Review: Or Else (Joe Hart)

Novelist Andy Drake returns to his old neighborhood to care for his dad, who is in the beginning stages of dementia. Also living in the neighborhood is his not so secret crush, Rachel, who is now married to an emotionally abusive man and has two kids.

A quick kiss at a cookout at Rachel’s spirals into something more. Until someone leaves a note in Andy’s door, telling him to knock it off, or else. Our first mystery: who left the note? The guy with the tiny dog, who no one seems to know anything about? An older lady, on her own, who likes to sit outside with her binoculars? Rachel’s husband David?

Several weeks later, Rachel’s husband is shot dead, and Rachel and the kids have disappeared. Andy, not currently working on the book that’s due to his editor, instead starts chasing up clues, and nearly gets himself shot in the process after breaking in to Rachel’s house, looking for anything that might indicate what her husband was up to or where she and the kids might be.

From details Andy’s able to glean, it seems David’s business isn’t doing as well as it appears – and David’s partner in the business has committed suicide, it seems.
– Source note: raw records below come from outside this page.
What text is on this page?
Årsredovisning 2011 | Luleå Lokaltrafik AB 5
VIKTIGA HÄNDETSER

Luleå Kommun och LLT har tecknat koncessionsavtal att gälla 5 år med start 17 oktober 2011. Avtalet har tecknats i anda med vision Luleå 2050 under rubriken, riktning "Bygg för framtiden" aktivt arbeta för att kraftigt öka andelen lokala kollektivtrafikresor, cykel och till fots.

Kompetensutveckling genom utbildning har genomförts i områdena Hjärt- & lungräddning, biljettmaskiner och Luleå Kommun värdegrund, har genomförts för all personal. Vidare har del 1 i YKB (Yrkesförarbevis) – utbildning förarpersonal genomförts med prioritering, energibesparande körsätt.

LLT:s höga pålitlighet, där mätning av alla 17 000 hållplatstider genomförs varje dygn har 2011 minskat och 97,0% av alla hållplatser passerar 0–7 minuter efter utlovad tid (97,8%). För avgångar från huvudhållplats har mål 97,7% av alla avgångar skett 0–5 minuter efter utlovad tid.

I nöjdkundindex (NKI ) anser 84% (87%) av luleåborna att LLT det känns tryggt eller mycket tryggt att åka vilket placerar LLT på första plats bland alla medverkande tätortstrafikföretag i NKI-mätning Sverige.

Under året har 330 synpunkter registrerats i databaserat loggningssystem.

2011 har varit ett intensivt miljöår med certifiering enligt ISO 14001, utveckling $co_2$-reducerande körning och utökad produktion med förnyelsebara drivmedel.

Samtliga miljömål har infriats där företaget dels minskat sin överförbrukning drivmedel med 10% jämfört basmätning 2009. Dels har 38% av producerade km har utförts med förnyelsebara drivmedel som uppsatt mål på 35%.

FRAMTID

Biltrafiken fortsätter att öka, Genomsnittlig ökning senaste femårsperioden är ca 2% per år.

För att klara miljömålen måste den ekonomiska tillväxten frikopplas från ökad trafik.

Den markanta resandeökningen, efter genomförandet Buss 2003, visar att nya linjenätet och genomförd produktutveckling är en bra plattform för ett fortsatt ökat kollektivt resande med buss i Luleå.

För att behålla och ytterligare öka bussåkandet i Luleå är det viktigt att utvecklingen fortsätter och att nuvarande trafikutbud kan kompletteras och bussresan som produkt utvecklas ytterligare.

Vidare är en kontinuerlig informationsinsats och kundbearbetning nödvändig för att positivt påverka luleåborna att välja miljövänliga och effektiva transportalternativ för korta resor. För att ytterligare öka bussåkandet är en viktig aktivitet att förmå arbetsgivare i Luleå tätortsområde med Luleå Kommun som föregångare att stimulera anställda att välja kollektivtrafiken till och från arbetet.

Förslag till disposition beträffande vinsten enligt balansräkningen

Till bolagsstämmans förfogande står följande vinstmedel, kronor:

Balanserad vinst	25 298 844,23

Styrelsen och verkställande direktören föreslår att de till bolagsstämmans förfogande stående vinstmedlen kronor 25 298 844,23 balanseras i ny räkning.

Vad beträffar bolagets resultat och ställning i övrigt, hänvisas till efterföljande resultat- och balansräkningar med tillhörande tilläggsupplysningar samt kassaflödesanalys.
After finding a business card in the house, he dithers a bit until he calls the number and says what appears to be a code word. After the other side hangs up, Andy thinks he’s on to something: did David owe these people money? Were they capable of killing David? When Andy gets a late night visit from a stranger he deems the Visitor, he knows the answer is yes. But the visitor insists they didn’t do it, and it’s believable, both to Andy and the reader.

Andy continues to go down the rabbit hole, eventually coming out the other side. There’s quite a nice twist at the end that was not telegraphed from chapters away, and it was a nice touch that made sense of things.

My only issue was with the beginning and some of the chapters that were more stream of consciousness than narrative. I get why they’re there, as it was the easiest way to get certain information into the book without having them be full-fledged narrative parts, but I wasn’t a fan.

Other than that, however, I enjoyed it quite a lot, and I believe readers who are used to tight neighborhoods or small towns especially will as well.

A solid four out of five star read.

Thanks to Thomas & mercer and NetGalley for the review copy.